I have two functions, their only difference is one uses +=
and another uses =
, but are making a > 4x
performance difference. The +
is much faster than sin
and cos
and I suppose the following two functions should not make such a big difference. I tried these two versions in fortran, and confirmed this point.

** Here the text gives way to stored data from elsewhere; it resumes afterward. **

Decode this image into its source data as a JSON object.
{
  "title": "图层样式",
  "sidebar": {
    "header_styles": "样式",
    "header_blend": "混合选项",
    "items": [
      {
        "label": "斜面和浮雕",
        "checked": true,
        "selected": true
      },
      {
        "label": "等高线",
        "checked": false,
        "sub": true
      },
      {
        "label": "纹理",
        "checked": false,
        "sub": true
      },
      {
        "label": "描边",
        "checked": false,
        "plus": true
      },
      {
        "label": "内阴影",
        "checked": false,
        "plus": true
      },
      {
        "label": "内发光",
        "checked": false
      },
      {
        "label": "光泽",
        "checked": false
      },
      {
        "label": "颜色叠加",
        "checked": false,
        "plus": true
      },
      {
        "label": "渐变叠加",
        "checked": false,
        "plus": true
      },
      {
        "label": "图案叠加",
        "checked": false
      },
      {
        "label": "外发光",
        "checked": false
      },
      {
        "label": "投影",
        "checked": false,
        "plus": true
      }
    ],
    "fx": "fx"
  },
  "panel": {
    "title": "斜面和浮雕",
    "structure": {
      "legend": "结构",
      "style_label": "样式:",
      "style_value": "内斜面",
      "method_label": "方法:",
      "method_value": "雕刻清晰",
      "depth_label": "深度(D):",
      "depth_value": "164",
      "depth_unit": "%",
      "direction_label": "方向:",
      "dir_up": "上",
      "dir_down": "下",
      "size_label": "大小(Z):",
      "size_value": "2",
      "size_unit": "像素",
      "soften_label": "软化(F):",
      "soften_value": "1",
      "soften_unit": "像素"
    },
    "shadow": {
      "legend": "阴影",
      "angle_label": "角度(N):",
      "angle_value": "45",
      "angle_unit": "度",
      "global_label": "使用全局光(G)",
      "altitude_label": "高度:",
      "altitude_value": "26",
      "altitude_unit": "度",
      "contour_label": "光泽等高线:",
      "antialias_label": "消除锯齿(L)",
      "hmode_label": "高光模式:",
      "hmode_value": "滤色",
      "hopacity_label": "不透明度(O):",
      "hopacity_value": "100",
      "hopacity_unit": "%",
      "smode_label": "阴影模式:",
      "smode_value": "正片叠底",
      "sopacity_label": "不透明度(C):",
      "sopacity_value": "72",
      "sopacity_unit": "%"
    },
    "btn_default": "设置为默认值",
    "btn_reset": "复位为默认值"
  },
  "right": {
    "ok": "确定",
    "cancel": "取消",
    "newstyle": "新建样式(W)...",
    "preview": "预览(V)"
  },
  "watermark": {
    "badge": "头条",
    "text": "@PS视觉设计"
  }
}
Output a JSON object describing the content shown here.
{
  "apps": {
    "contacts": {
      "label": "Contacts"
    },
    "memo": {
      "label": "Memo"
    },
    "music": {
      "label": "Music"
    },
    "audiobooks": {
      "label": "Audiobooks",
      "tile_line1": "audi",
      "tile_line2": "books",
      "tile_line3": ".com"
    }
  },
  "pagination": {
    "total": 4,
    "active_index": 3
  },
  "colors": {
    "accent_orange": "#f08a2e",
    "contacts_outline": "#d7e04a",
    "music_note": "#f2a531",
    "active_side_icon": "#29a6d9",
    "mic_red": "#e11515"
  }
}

So why does Julia compiler generates slow code?
julia> using BenchmarkTools
julia> function pyramid0!(v!, x::AbstractVector{T}) where T
@assert size(v!,2) == size(v!,1) == length(x)
for j=1:length(x)
v![1,j] = x[j]
end
@inbounds for i=1:size(v!,1)-1
for j=1:size(v!,2)-i
v![i+1,j] = cos(v![i,j+1]) * sin(v![i,j])
end
end
end
pyramid0! (generic function with 1 method)
julia> let
n = 1000
x = collect(Float64, 1:n)
v = zeros(1000, 1000)
@benchmark pyramid0!($v, $x) seconds=1
end
BenchmarkTools.Trial:
memory estimate: 0 bytes
allocs estimate: 0
--------------
minimum time: 5.902 ms (0.00% GC)
median time: 5.913 ms (0.00% GC)
mean time: 5.943 ms (0.00% GC)
maximum time: 6.341 ms (0.00% GC)
--------------
samples: 169
evals/sample: 1
julia> function pyramid0!(v!, x::AbstractVector{T}) where T
@assert size(v!,2) == size(v!,1) == length(x)
for j=1:length(x)
v![1,j] = x[j]
end
@inbounds for i=1:size(v!,1)-1
for j=1:size(v!,2)-i
v![i+1,j] += cos(v![i,j+1]) * sin(v![i,j])
end
end
end
pyramid0! (generic function with 1 method)
julia> let
n = 1000
x = collect(Float64, 1:n)
v = zeros(1000, 1000)
@benchmark pyramid0!($v, $x) seconds=1
end
BenchmarkTools.Trial:
memory estimate: 0 bytes
allocs estimate: 0
--------------
minimum time: 25.104 ms (0.00% GC)
median time: 25.257 ms (0.00% GC)
mean time: 25.393 ms (0.00% GC)
maximum time: 28.555 ms (0.00% GC)
--------------
samples: 40
evals/sample: 1
I tried Julia 1.5, 1.6 and master branch.